The spring afternoon in 1997 started like any other as seven-year-old Shi Naseer played with a classmate in their Shanghai neighborhood park. But the secret her friend shared that day would alter Shi’s understanding of her world and her very existence. “I’m allowed to have a little brother or sister,” the girl confided, waving a bony hand weakened by a congenital disorder. In that moment, Shi realized the tragic truth behind China’s notorious one-child policy.
For Shi and her generation born under the strict family planning measures, siblings were a foreign concept – something shameful from a bygone era. The words “sister” and “brother” referred only to cousins. Shi’s own parents proudly displayed their “One Child Honorary Certificate” alongside her birth certificate. They were model citizens in the eyes of the state.

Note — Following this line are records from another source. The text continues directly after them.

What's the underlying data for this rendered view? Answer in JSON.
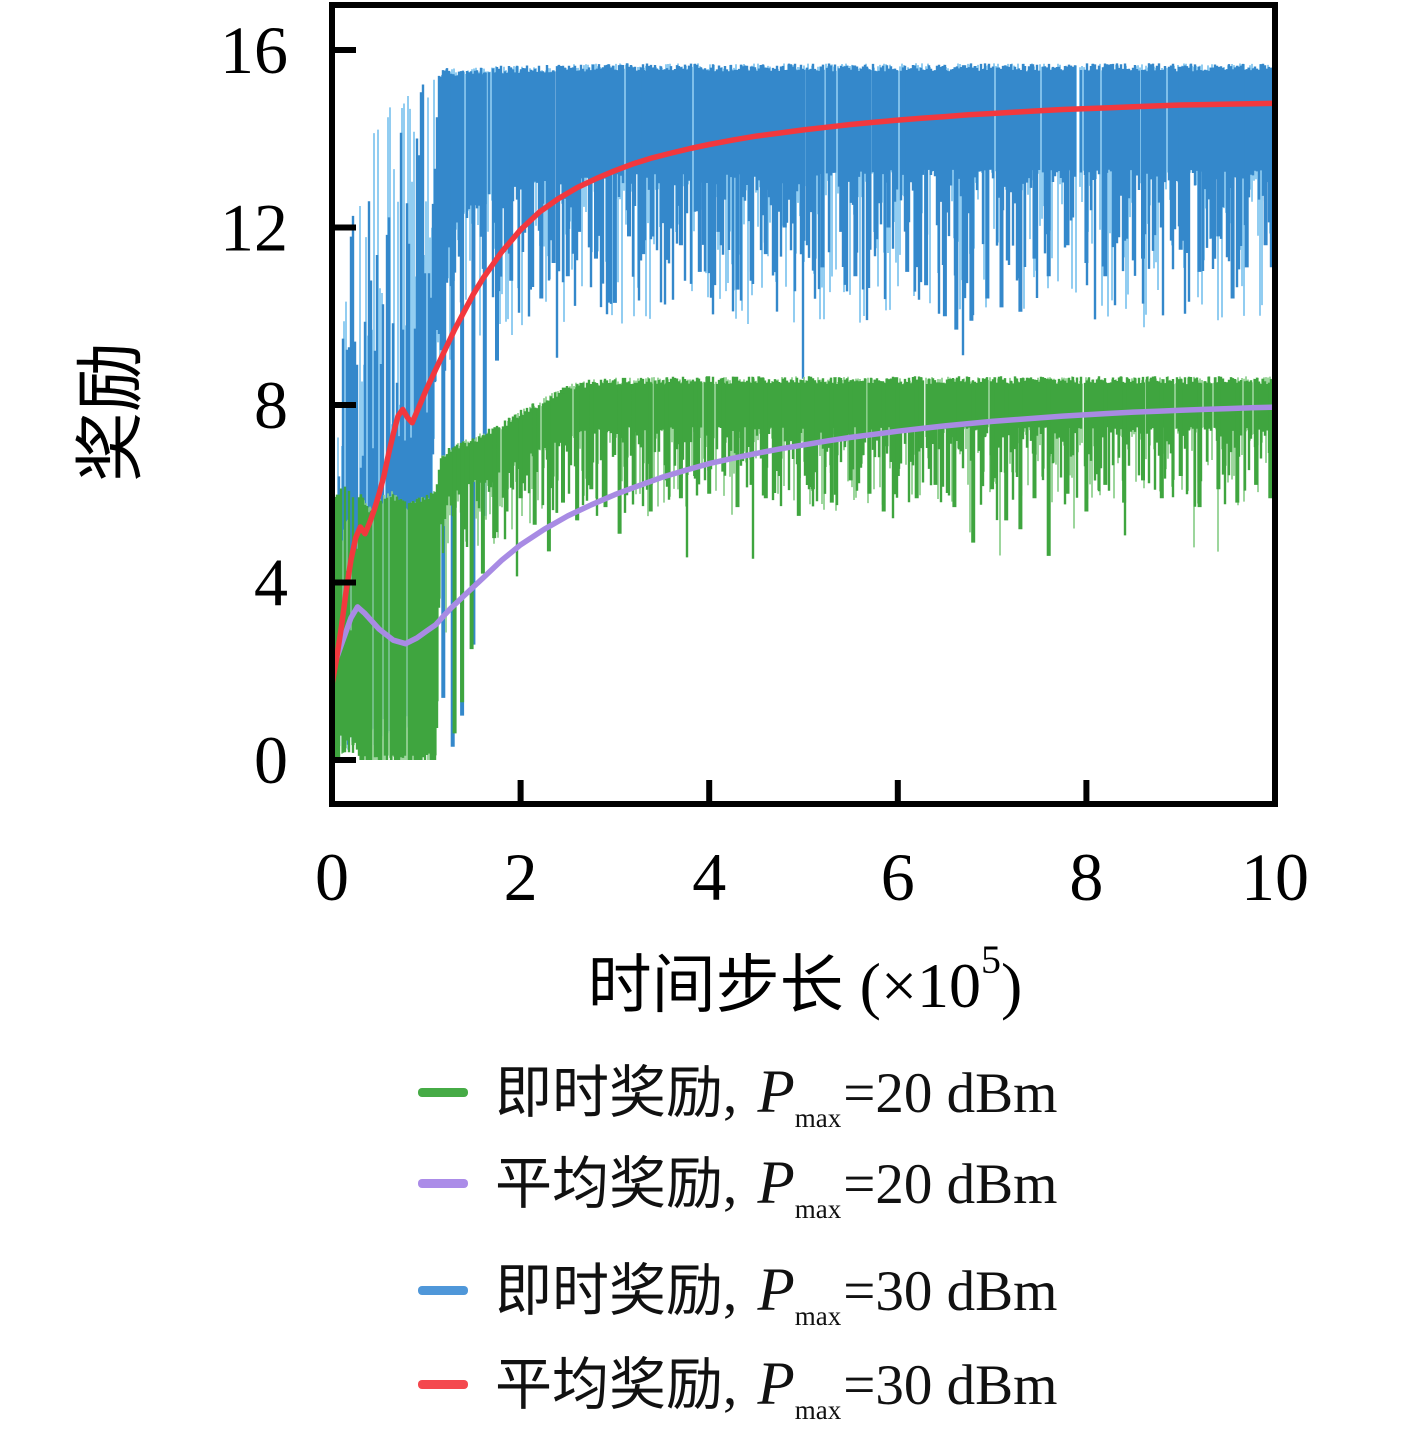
{
  "figure": {
    "background": "#ffffff",
    "axis_color": "#000000",
    "ylabel": "奖励",
    "xlabel": {
      "text": "时间步长",
      "unit_prefix": " (×10",
      "unit_sup": "5",
      "unit_suffix": ")"
    }
  },
  "chart_data": {
    "type": "line",
    "title": "",
    "xlabel": "时间步长 (×10⁵)",
    "ylabel": "奖励",
    "xlim": [
      0,
      10
    ],
    "ylim": [
      0,
      16
    ],
    "xticks": [
      0,
      2,
      4,
      6,
      8,
      10
    ],
    "yticks": [
      0,
      4,
      8,
      12,
      16
    ],
    "grid": false,
    "legend_position": "below-left",
    "series": [
      {
        "name": "即时奖励, Pmax=30 dBm",
        "kind": "noisy",
        "color": "#3488cb",
        "color_light": "#7fc4ee",
        "seed": 1337,
        "seed_light": 77,
        "band": {
          "x": [
            0,
            0.1,
            0.2,
            0.3,
            0.4,
            0.5,
            0.6,
            0.7,
            0.8,
            0.9,
            1.0,
            1.05,
            1.1,
            1.2,
            1.4,
            1.7,
            2.0,
            3.0,
            4.0,
            5.0,
            6.0,
            7.0,
            8.0,
            9.0,
            10.0
          ],
          "top": [
            6.5,
            9.5,
            12.0,
            13.4,
            14.0,
            14.5,
            14.8,
            15.0,
            15.2,
            15.35,
            15.45,
            15.5,
            15.55,
            15.6,
            15.6,
            15.65,
            15.65,
            15.7,
            15.7,
            15.7,
            15.7,
            15.7,
            15.7,
            15.7,
            15.7
          ],
          "bottom": [
            0.2,
            0.2,
            0.25,
            0.3,
            0.3,
            0.35,
            0.4,
            0.5,
            0.7,
            1.0,
            2.0,
            5.0,
            9.0,
            11.8,
            12.4,
            12.8,
            13.0,
            13.2,
            13.2,
            13.2,
            13.3,
            13.3,
            13.3,
            13.3,
            13.3
          ]
        },
        "spikes": [
          [
            1.18,
            1.4
          ],
          [
            1.28,
            0.3
          ],
          [
            1.38,
            1.0
          ],
          [
            1.5,
            2.6
          ],
          [
            1.62,
            5.5
          ],
          [
            1.75,
            9.0
          ],
          [
            1.9,
            10.8
          ],
          [
            2.1,
            10.6
          ],
          [
            2.22,
            10.4
          ],
          [
            2.35,
            11.2
          ],
          [
            2.5,
            10.9
          ],
          [
            2.62,
            11.9
          ],
          [
            2.8,
            11.3
          ],
          [
            3.0,
            10.3
          ],
          [
            3.15,
            11.8
          ],
          [
            3.3,
            11.4
          ],
          [
            3.5,
            12.1
          ],
          [
            3.7,
            11.6
          ],
          [
            3.9,
            11.0
          ],
          [
            4.1,
            11.9
          ],
          [
            4.3,
            10.6
          ],
          [
            4.45,
            10.8
          ],
          [
            4.6,
            11.4
          ],
          [
            4.8,
            12.0
          ],
          [
            5.0,
            11.7
          ],
          [
            5.2,
            11.1
          ],
          [
            5.4,
            11.9
          ],
          [
            5.55,
            10.9
          ],
          [
            5.7,
            11.5
          ],
          [
            5.9,
            12.0
          ],
          [
            6.1,
            11.0
          ],
          [
            6.3,
            10.7
          ],
          [
            6.5,
            10.0
          ],
          [
            6.62,
            9.7
          ],
          [
            6.78,
            9.9
          ],
          [
            6.95,
            10.4
          ],
          [
            7.1,
            10.2
          ],
          [
            7.3,
            10.1
          ],
          [
            7.45,
            11.3
          ],
          [
            7.6,
            10.9
          ],
          [
            7.8,
            11.6
          ],
          [
            8.0,
            11.2
          ],
          [
            8.2,
            10.9
          ],
          [
            8.4,
            11.7
          ],
          [
            8.6,
            11.3
          ],
          [
            8.8,
            12.0
          ],
          [
            9.0,
            11.5
          ],
          [
            9.2,
            11.0
          ],
          [
            9.4,
            11.8
          ],
          [
            9.55,
            10.4
          ],
          [
            9.7,
            11.1
          ],
          [
            9.9,
            11.6
          ]
        ]
      },
      {
        "name": "即时奖励, Pmax=20 dBm",
        "kind": "noisy",
        "color": "#3fa53f",
        "color_light": "#8ccf8c",
        "seed": 4242,
        "seed_light": 99,
        "band": {
          "x": [
            0,
            0.2,
            0.4,
            0.6,
            0.8,
            1.0,
            1.1,
            1.15,
            1.3,
            1.5,
            1.8,
            2.0,
            2.3,
            2.6,
            3.0,
            4.0,
            5.0,
            6.0,
            7.0,
            8.0,
            9.0,
            10.0
          ],
          "top": [
            5.9,
            6.4,
            5.7,
            6.1,
            5.8,
            6.0,
            6.1,
            6.9,
            7.15,
            7.3,
            7.6,
            7.9,
            8.25,
            8.55,
            8.62,
            8.65,
            8.65,
            8.65,
            8.65,
            8.65,
            8.65,
            8.65
          ],
          "bottom": [
            0.1,
            0.1,
            0.1,
            0.1,
            0.1,
            0.1,
            0.3,
            5.7,
            6.1,
            6.3,
            6.5,
            6.8,
            7.1,
            7.4,
            7.5,
            7.5,
            7.5,
            7.5,
            7.5,
            7.5,
            7.5,
            7.5
          ]
        },
        "spikes": [
          [
            1.3,
            0.6
          ],
          [
            1.38,
            1.3
          ],
          [
            1.48,
            2.5
          ],
          [
            1.6,
            4.2
          ],
          [
            1.72,
            5.0
          ],
          [
            1.85,
            5.6
          ],
          [
            2.0,
            5.9
          ],
          [
            2.15,
            5.3
          ],
          [
            2.3,
            4.7
          ],
          [
            2.45,
            5.8
          ],
          [
            2.6,
            5.4
          ],
          [
            2.75,
            6.1
          ],
          [
            2.9,
            5.7
          ],
          [
            3.05,
            5.1
          ],
          [
            3.2,
            6.2
          ],
          [
            3.38,
            5.6
          ],
          [
            3.55,
            6.3
          ],
          [
            3.7,
            5.9
          ],
          [
            3.85,
            6.4
          ],
          [
            4.0,
            6.0
          ],
          [
            4.15,
            6.5
          ],
          [
            4.3,
            5.7
          ],
          [
            4.45,
            6.2
          ],
          [
            4.6,
            5.9
          ],
          [
            4.75,
            6.4
          ],
          [
            4.95,
            5.5
          ],
          [
            5.1,
            6.1
          ],
          [
            5.3,
            5.8
          ],
          [
            5.5,
            6.3
          ],
          [
            5.7,
            6.0
          ],
          [
            5.85,
            5.6
          ],
          [
            6.0,
            6.4
          ],
          [
            6.2,
            5.9
          ],
          [
            6.4,
            6.2
          ],
          [
            6.6,
            5.7
          ],
          [
            6.8,
            4.9
          ],
          [
            7.0,
            6.1
          ],
          [
            7.15,
            5.4
          ],
          [
            7.3,
            5.2
          ],
          [
            7.45,
            5.9
          ],
          [
            7.6,
            4.6
          ],
          [
            7.8,
            6.0
          ],
          [
            8.0,
            5.6
          ],
          [
            8.2,
            6.2
          ],
          [
            8.4,
            5.8
          ],
          [
            8.6,
            6.3
          ],
          [
            8.8,
            5.9
          ],
          [
            9.0,
            6.4
          ],
          [
            9.2,
            5.7
          ],
          [
            9.4,
            6.1
          ],
          [
            9.6,
            5.8
          ],
          [
            9.8,
            6.2
          ],
          [
            9.95,
            5.9
          ]
        ]
      },
      {
        "name": "平均奖励, Pmax=20 dBm",
        "kind": "smooth",
        "color": "#a88be4",
        "points": [
          [
            0,
            2.0
          ],
          [
            0.1,
            2.6
          ],
          [
            0.2,
            3.2
          ],
          [
            0.27,
            3.45
          ],
          [
            0.35,
            3.3
          ],
          [
            0.5,
            2.95
          ],
          [
            0.65,
            2.7
          ],
          [
            0.78,
            2.62
          ],
          [
            0.9,
            2.75
          ],
          [
            1.0,
            2.9
          ],
          [
            1.1,
            3.05
          ],
          [
            1.25,
            3.4
          ],
          [
            1.4,
            3.7
          ],
          [
            1.6,
            4.1
          ],
          [
            1.8,
            4.5
          ],
          [
            2.0,
            4.85
          ],
          [
            2.25,
            5.2
          ],
          [
            2.5,
            5.5
          ],
          [
            2.75,
            5.75
          ],
          [
            3.0,
            5.98
          ],
          [
            3.25,
            6.18
          ],
          [
            3.5,
            6.37
          ],
          [
            3.75,
            6.53
          ],
          [
            4.0,
            6.68
          ],
          [
            4.25,
            6.8
          ],
          [
            4.5,
            6.91
          ],
          [
            4.75,
            7.01
          ],
          [
            5.0,
            7.1
          ],
          [
            5.25,
            7.19
          ],
          [
            5.5,
            7.27
          ],
          [
            5.75,
            7.34
          ],
          [
            6.0,
            7.41
          ],
          [
            6.25,
            7.47
          ],
          [
            6.5,
            7.53
          ],
          [
            6.75,
            7.58
          ],
          [
            7.0,
            7.63
          ],
          [
            7.25,
            7.67
          ],
          [
            7.5,
            7.71
          ],
          [
            7.75,
            7.75
          ],
          [
            8.0,
            7.78
          ],
          [
            8.25,
            7.81
          ],
          [
            8.5,
            7.84
          ],
          [
            8.75,
            7.86
          ],
          [
            9.0,
            7.88
          ],
          [
            9.25,
            7.9
          ],
          [
            9.5,
            7.92
          ],
          [
            9.75,
            7.94
          ],
          [
            10,
            7.95
          ]
        ]
      },
      {
        "name": "平均奖励, Pmax=30 dBm",
        "kind": "smooth",
        "color": "#f2383e",
        "points": [
          [
            0,
            1.7
          ],
          [
            0.05,
            2.3
          ],
          [
            0.1,
            3.0
          ],
          [
            0.15,
            3.8
          ],
          [
            0.2,
            4.5
          ],
          [
            0.25,
            5.0
          ],
          [
            0.3,
            5.25
          ],
          [
            0.35,
            5.1
          ],
          [
            0.4,
            5.35
          ],
          [
            0.45,
            5.65
          ],
          [
            0.5,
            6.0
          ],
          [
            0.55,
            6.4
          ],
          [
            0.6,
            6.9
          ],
          [
            0.65,
            7.35
          ],
          [
            0.7,
            7.75
          ],
          [
            0.75,
            7.9
          ],
          [
            0.8,
            7.72
          ],
          [
            0.85,
            7.6
          ],
          [
            0.9,
            7.85
          ],
          [
            0.95,
            8.1
          ],
          [
            1.0,
            8.35
          ],
          [
            1.1,
            8.8
          ],
          [
            1.2,
            9.25
          ],
          [
            1.3,
            9.7
          ],
          [
            1.4,
            10.1
          ],
          [
            1.5,
            10.5
          ],
          [
            1.6,
            10.85
          ],
          [
            1.7,
            11.15
          ],
          [
            1.8,
            11.45
          ],
          [
            1.9,
            11.7
          ],
          [
            2.0,
            11.95
          ],
          [
            2.2,
            12.35
          ],
          [
            2.4,
            12.65
          ],
          [
            2.6,
            12.9
          ],
          [
            2.8,
            13.1
          ],
          [
            3.0,
            13.28
          ],
          [
            3.2,
            13.44
          ],
          [
            3.4,
            13.57
          ],
          [
            3.6,
            13.68
          ],
          [
            3.8,
            13.78
          ],
          [
            4.0,
            13.87
          ],
          [
            4.25,
            13.97
          ],
          [
            4.5,
            14.06
          ],
          [
            4.75,
            14.13
          ],
          [
            5.0,
            14.2
          ],
          [
            5.25,
            14.26
          ],
          [
            5.5,
            14.32
          ],
          [
            5.75,
            14.37
          ],
          [
            6.0,
            14.42
          ],
          [
            6.25,
            14.46
          ],
          [
            6.5,
            14.5
          ],
          [
            6.75,
            14.54
          ],
          [
            7.0,
            14.57
          ],
          [
            7.25,
            14.6
          ],
          [
            7.5,
            14.63
          ],
          [
            7.75,
            14.66
          ],
          [
            8.0,
            14.68
          ],
          [
            8.25,
            14.7
          ],
          [
            8.5,
            14.72
          ],
          [
            8.75,
            14.74
          ],
          [
            9.0,
            14.76
          ],
          [
            9.25,
            14.77
          ],
          [
            9.5,
            14.78
          ],
          [
            9.75,
            14.79
          ],
          [
            10,
            14.8
          ]
        ]
      }
    ]
  },
  "legend": {
    "items": [
      {
        "prefix": "即时奖励, ",
        "sym": "P",
        "sub": "max",
        "suffix": "=20 dBm",
        "color": "#46ab46"
      },
      {
        "prefix": "平均奖励, ",
        "sym": "P",
        "sub": "max",
        "suffix": "=20 dBm",
        "color": "#ab8ce8"
      },
      {
        "prefix": "即时奖励, ",
        "sym": "P",
        "sub": "max",
        "suffix": "=30 dBm",
        "color": "#4f97d9"
      },
      {
        "prefix": "平均奖励, ",
        "sym": "P",
        "sub": "max",
        "suffix": "=30 dBm",
        "color": "#f4484e"
      }
    ]
  }
}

A Sudden Awareness of Loss
But there in the park, with the spring blossoms overhead, the meaning behind her classmate’s revelation crashed over Shi. This frail girl was at risk of dying young, and that was why her family had been granted the rare permission to have a second child. Suddenly forced to confront the fragility of life and the pain of lost possibility, Shi felt her childhood innocence shatter.
She reflected on her own family’s unspoken wounds – a brother lost to miscarriage years before her birth. Her mother recounted the story with a smile, but only now did Shi begin to grasp the depths of grief and yearning hidden behind that brave face. Her father’s insistence on calling Shi his “son” took on new shades of loss and compromise.
Tragedy Compounded by Policy
In the ensuing months, Shi watched as her family faced the cruel calculus of the one-child mandate again. Her cousin, 15-year-old “Brother Lulu,” was diagnosed with a brain tumor. The doctor immediately presented his parents with a terrible choice: permission to conceive another child now that their son faced a likely death. Shi recalls:
For my aunt and uncle, in their mid-40s, to direct their efforts into conceiving a second child when their son was gravely ill was nothing short of telling him to his face that they expected him to die.
They poured everything into their remaining time with Lulu, never mentioning this “option” to their dying child. Across China, countless families faced similar situations as the policy intersected with personal tragedy. Shi’s relatives chose to focus on hope and love in the face of grief – a quiet resistance to the state’s intrusion into their most intimate losses.
Lasting Trauma, Slow Healing
The one-child policy lasted until 2015 – more than three decades of loss and heartache pressed upon Chinese families. Women endured forced abortions and sterilizations. Baby girls fell victim to infanticide or abandonment as traditional preference for sons combined with the strict birth limits. The collective pain and skewed demographics continue to impact Chinese society even today.
For Shi, now a mother herself, the freedom to choose a different path is bittersweet. After one miscarriage, she hopes to give her son a sibling – an easy decision in her new home of Australia. But the shadows of the past still haunt her and many others.
It took me decades to recognize that my father’s attempt to hide his desire for a son already made him more forward-thinking than many Chinese men of his time. It also took me decades to forgive my mother for lashing out at me – she had little control over her life and had to swallow unfairness and heartbreak when she simply wanted more children.
Shi Naseer, author of “The Cry of the Silkworm”
Through sharing her story, Shi hopes to honor the unspoken pain of so many families and help process a national trauma still not fully acknowledged. As a new generation of Chinese parents tastes an unfamiliar freedom, Shi’s words offer a poignant reminder of the resilience and love that endured against political and personal odds.